Старые фотографии - стр. 31
Превозмогая боль в ногах, шагнул вперед.
Дяа Тарсик лежал навзничь, и белые глаза его открыты были. Распахнуты слишком широко: будто он силился разглядеть, рассмотреть в небе что-то такое крохотное, ослепительное и летящее – такую малую точку, меньше звезды, меньше родинки, но режущую зрачок больно и навсегда.
Кожа на руках и лице мертвеца вздулась одним огромным лиловым воздушным шаром. Такие шары Колька носил на демонстрацию, на Первое мая и Седьмое ноября. Дяа Тарсик превратился в мертвый воздушный шар. Никуда уже не улетит. Если проколоть истончившуюся прозрачную корку кожицы – выйдет не воздух, вытечет белая страшная жидкость. Посмертная горилка.
Колька шагнул еще, и еще. Подошел близко. Закрыл рот и нос ладонью. Дяа Тарсик источал странный и лютый запах, и этим запахом можно было убить маленькую мышь.
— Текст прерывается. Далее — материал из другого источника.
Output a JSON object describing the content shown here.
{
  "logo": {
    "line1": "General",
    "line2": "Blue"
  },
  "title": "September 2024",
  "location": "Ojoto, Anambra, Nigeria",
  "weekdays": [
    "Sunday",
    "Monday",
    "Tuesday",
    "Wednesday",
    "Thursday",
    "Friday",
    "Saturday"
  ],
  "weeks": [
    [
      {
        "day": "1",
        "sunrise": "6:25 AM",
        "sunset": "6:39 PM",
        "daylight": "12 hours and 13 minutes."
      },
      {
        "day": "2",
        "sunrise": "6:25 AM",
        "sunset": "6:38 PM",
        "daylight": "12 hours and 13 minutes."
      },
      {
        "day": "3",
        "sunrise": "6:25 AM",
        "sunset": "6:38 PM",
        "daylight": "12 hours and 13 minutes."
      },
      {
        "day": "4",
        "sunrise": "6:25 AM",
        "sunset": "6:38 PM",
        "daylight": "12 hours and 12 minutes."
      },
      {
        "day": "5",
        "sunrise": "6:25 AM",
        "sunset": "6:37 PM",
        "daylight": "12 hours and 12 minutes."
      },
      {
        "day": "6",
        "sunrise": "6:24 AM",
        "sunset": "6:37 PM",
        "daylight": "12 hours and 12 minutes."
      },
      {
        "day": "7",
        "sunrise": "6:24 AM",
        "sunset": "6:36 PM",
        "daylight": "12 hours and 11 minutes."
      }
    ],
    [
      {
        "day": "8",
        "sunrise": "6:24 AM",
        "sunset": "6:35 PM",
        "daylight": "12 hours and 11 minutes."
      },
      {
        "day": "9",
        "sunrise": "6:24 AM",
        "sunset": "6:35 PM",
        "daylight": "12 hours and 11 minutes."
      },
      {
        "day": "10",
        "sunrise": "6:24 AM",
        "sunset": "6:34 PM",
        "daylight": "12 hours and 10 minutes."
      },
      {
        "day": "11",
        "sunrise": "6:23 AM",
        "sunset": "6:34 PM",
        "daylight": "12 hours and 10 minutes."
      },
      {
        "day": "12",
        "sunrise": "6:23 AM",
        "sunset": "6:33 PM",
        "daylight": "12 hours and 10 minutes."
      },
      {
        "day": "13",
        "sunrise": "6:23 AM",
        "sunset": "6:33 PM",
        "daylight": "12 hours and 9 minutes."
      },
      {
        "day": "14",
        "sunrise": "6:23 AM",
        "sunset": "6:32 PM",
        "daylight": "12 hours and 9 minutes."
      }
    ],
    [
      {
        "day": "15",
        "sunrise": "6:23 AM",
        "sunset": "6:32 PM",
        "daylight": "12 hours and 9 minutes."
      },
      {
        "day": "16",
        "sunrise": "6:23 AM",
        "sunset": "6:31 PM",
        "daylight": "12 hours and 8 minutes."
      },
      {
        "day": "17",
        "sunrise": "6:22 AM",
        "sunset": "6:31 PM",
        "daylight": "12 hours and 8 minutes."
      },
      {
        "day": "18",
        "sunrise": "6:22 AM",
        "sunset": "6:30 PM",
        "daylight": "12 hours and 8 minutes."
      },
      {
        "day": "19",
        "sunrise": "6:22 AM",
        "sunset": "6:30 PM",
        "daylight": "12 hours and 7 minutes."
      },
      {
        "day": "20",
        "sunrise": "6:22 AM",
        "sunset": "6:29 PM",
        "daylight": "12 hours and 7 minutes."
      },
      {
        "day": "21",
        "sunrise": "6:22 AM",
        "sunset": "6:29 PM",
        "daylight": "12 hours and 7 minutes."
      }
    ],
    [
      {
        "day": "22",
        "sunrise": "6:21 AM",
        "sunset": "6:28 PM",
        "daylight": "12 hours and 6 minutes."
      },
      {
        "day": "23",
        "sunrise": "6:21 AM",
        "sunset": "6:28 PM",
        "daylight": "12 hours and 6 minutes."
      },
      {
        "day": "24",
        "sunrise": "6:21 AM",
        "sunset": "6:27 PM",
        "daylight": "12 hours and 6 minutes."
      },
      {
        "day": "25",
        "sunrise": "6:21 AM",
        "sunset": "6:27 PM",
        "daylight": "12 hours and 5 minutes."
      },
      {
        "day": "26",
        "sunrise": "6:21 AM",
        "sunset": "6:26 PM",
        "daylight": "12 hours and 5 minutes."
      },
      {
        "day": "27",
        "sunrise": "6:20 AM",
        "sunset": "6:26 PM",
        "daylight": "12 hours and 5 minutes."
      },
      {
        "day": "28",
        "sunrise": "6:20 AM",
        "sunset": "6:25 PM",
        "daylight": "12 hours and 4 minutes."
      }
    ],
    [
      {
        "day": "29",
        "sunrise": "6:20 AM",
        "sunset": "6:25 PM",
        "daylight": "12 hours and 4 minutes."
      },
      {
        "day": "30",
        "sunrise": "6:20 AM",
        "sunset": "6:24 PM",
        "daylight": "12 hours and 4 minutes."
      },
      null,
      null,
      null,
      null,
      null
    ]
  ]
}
Рядом с Тарсиком, валетом, ногами к голове Тарсика, лежала его дочушка Танюшка. Она лежала ничком. Валялась, как кукла: куда рука, куда нога. Разбросала ноги и руки вон из тела, не соберешь. Будто плывет. Ольховую переплывает по весне.
Весна! Сирень!
…кожа Тарсика, цвета сирени.
Запах сирени мешался с вонью смерти. Колька встал на колени в дорожную пыль. Ему смертельно хотелось коснуться Тарсика. Может, если он потрогает его, дяа Тарсик откроет глаза?
И Колька протянул руку.
Не руку: костлявые игрушечные грабельки.
В голодной голове бились рыбами мысли. А вдруг это все игра? Голод – игра? Смерь – игра? Притворяются все? И дяа Тарсик сейчас вскочит, весело заорет: «Колян-бурьян! Здорово, племяш!» – и подкинет его в воздух, так, как всегда, как обычно они с Матвеем Филиппычем, увечным шахтером, вся в оспинах загорелая морда, подбрасывали его и братца Сереню, веселясь, наблюдая, как звонко кричат дети, когда улетают в небеса.
Протянутая рука. Живая.
На земле лежит темная мертвая рука. Протянута тоже.
Обе руки тянутся друг к другу. Сейчас соприкоснутся. Сейчас.
Колька все же дотянулся. Живая рука налегла на мертвую, и по Кольке, вверх, от высохшей кисти к острому локтю-кочерге, и выше, выше, к торчащему под равной рубахой плечу, и еще выше, по тощей слабой шее, под лоб, под черепушку прошла диковинная острая дрожь, мгновенно и бесповоротно превратившаяся внутри, в голове, у самого затылка, что солнце нещадно пекло, в свет.
– Свет, ― сказал Колька вслух изумленно, ― свет.
Руку от руки Тарсика не оторвал. Она как приварилась. Подумал, и легкий ужас приподнял надо лбом русые волосенки: а что, если не оторвет никогда?! Что, если мертвец за собой утянет?! под песок, под пыль… под землю… ― но мысль сама послушно, как собачка, отбежала, он даже и не отгонял ее; исчезла, растаяла в пыльном солнечном мареве.
Свет пульсировал у Кольки под черепом, и голова разрасталась, как громадная крынка, что сушит мать на заборе, раздувалась, росла, тяжелела, вот она уже стала невыносимо огромной и горячей, горячей как солнце, как горячая пыль под ногами, ― и сейчас отломится от тощей шеи, оторвется, покатится чугунной тыквой по желтой сияющей дороге, завертится, полетит.
И никогда больше он не отыщет ее.
Рука Тарсика, липкая, вонючая. Сколько времени он уже лежит тут, на солнце? Колька с трудом повернул голову, покосился. Танюшка, на животе, медленно плыла по дороге, перебирая руками, всплескивая ногами, как рыба хвостом. Колька медленно и мутно подумал: «Русалка».